Mass shooting survivor says FBI told her that she and others likely 'fell through the cracks'
We know the gunman killed seven people, and Odessa police said 25 others were injured in the mass shooting spree - but could there be other victims?
Most active shootings are over in minutes, but the mass shooting spree over Labor Day weekend wreaked havoc in Midland County and Odessa for more than an hour.
Long-time Odessa resident Jane Morin is one of the survivors that believes she's not a part of the official count.
That Saturday afternoon on Labor Day, Morin was 15 minutes away from home on I-20 near Loop 338 when she said she heard a loud boom and felt a sting on her left calf.
It wasn't until Morin got out of her truck to find one of the two bullet holes and the smell of gun smoke that she realized she had been shot at.
"And then I saw a trucker partially hanging out of his truck with the door open and it upset me," Morin said as she began to choke up. "I said, 'Oh I need to call 911.' I started calling 911, and I couldn't get through."
When she finally got through to dispatch, she was told to go home and stay indoors.
Morin delayed getting hospital treatment for the shrapnel until Sunday, and first reported her injury to the Ector County Sheriff's Office and then to the Odessa Police Department.
She said the FBI told her, because of that, she is likely one of the many that "fell the through the cracks" of the initial investigation and victim count.
"My heart hurts for those who are going through this.
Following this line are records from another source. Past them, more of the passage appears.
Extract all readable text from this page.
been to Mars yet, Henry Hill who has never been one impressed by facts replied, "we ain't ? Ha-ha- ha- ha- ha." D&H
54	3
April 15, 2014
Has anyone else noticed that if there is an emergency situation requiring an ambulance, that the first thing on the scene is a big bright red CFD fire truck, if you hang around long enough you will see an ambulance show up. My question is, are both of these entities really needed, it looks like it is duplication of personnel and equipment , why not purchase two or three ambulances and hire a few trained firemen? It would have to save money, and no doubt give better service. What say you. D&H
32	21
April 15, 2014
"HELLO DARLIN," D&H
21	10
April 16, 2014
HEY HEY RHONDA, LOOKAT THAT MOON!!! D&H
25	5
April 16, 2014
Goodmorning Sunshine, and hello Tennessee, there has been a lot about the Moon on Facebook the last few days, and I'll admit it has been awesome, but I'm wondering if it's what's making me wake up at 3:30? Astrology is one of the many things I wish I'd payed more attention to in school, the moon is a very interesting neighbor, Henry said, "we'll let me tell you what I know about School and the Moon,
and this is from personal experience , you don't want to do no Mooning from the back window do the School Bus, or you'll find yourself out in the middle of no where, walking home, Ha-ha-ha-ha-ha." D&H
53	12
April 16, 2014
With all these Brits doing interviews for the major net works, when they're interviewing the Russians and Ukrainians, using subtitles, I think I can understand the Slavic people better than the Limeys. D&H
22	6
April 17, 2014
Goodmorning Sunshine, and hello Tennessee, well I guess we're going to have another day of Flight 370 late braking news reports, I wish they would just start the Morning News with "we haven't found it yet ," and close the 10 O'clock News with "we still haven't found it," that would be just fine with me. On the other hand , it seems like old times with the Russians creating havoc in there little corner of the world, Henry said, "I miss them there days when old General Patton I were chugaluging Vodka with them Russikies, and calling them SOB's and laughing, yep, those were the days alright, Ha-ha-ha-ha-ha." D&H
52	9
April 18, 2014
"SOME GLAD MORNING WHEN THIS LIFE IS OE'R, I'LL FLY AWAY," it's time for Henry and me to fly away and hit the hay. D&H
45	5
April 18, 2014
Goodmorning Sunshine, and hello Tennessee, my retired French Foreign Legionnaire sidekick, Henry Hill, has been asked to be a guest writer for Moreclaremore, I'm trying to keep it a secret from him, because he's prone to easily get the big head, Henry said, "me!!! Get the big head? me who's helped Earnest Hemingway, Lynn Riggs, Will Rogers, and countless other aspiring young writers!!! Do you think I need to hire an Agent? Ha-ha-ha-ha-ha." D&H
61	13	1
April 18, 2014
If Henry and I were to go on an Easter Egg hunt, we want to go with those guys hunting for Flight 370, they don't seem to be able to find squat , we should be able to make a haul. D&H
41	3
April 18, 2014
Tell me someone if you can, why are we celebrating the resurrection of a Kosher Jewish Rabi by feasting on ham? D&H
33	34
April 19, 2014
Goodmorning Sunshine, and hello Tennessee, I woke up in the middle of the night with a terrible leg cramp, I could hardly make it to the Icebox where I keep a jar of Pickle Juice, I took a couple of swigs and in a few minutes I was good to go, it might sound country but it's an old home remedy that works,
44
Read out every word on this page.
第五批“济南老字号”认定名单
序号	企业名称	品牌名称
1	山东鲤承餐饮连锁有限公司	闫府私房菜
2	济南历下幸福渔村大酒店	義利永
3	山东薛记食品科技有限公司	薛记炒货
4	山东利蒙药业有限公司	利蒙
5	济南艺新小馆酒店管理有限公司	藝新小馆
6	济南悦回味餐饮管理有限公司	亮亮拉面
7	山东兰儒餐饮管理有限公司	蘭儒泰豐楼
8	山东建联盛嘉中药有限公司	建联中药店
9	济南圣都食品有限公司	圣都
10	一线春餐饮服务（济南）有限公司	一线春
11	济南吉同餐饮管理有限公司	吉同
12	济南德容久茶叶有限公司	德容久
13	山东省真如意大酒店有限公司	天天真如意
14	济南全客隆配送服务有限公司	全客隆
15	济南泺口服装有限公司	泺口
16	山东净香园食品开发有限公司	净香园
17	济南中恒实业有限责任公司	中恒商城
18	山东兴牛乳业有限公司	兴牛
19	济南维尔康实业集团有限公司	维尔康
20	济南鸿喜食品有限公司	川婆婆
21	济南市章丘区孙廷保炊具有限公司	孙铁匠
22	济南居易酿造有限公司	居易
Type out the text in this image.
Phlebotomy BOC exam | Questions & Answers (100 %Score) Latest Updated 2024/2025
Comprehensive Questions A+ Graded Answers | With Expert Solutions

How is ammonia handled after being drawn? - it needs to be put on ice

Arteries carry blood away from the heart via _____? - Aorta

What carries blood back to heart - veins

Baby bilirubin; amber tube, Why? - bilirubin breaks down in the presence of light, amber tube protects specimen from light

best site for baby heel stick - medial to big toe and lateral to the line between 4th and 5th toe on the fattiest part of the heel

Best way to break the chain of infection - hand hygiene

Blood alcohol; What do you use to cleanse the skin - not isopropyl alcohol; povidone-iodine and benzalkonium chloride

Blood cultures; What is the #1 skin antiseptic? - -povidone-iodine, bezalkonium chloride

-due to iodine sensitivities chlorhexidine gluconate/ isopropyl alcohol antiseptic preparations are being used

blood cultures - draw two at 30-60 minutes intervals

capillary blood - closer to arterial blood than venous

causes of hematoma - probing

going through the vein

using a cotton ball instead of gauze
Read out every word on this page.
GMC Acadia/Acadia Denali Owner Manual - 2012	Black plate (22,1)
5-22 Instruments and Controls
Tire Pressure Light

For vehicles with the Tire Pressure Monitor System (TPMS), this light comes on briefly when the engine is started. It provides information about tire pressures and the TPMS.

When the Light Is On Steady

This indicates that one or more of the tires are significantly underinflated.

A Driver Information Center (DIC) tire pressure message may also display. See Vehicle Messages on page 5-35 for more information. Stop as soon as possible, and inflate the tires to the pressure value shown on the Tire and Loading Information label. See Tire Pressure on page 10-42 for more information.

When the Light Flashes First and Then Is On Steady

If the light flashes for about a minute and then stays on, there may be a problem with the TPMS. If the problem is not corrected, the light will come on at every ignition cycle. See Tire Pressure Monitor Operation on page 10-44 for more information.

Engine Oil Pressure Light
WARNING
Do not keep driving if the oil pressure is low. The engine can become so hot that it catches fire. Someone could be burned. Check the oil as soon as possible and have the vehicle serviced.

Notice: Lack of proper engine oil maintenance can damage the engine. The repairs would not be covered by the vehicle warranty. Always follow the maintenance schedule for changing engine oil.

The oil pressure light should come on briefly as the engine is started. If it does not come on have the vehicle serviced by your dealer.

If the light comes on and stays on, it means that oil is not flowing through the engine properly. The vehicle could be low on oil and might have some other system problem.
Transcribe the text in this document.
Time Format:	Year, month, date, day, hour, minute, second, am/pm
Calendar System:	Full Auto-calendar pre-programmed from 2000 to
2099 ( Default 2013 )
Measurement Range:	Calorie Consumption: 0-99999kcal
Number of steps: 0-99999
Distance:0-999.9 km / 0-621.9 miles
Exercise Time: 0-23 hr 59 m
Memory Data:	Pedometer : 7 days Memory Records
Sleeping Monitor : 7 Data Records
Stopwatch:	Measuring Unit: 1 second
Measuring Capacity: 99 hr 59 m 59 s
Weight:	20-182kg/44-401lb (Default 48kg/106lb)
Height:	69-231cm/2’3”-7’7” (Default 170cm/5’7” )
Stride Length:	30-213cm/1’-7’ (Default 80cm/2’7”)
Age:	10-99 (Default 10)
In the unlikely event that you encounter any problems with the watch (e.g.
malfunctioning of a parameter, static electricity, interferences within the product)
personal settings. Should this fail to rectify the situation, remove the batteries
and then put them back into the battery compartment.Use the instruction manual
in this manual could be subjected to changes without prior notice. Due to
I don't know why I was spared and so many other people weren't - that's the part that I am still trying to wrap my head around," Morin said. "Maybe it's because I have this sense in me that I do not want evil to win. I don't want evil to win in our community, and I don't want Odessa-Midland to be defined by this tragedy."
Morin has practiced crisis counseling/ministry in Odessa for the past 15 years, and said she has had to take some of her own advice this past week to begin the healing process.
Morin explained the she's forced herself to right back into her normal, day-to-day life, and added that she had to take a moment when the shooter's name and picture came out in the media.
"I remember saying, 'I forgive you. You were crazy, you were out of your mind, but I am not going to let you hold this over me the rest of my life. I forgive you.' I think that's when my healing began." Morin said. "I just want to encourage others that's where healing truly does begin. It does begin in forgiveness."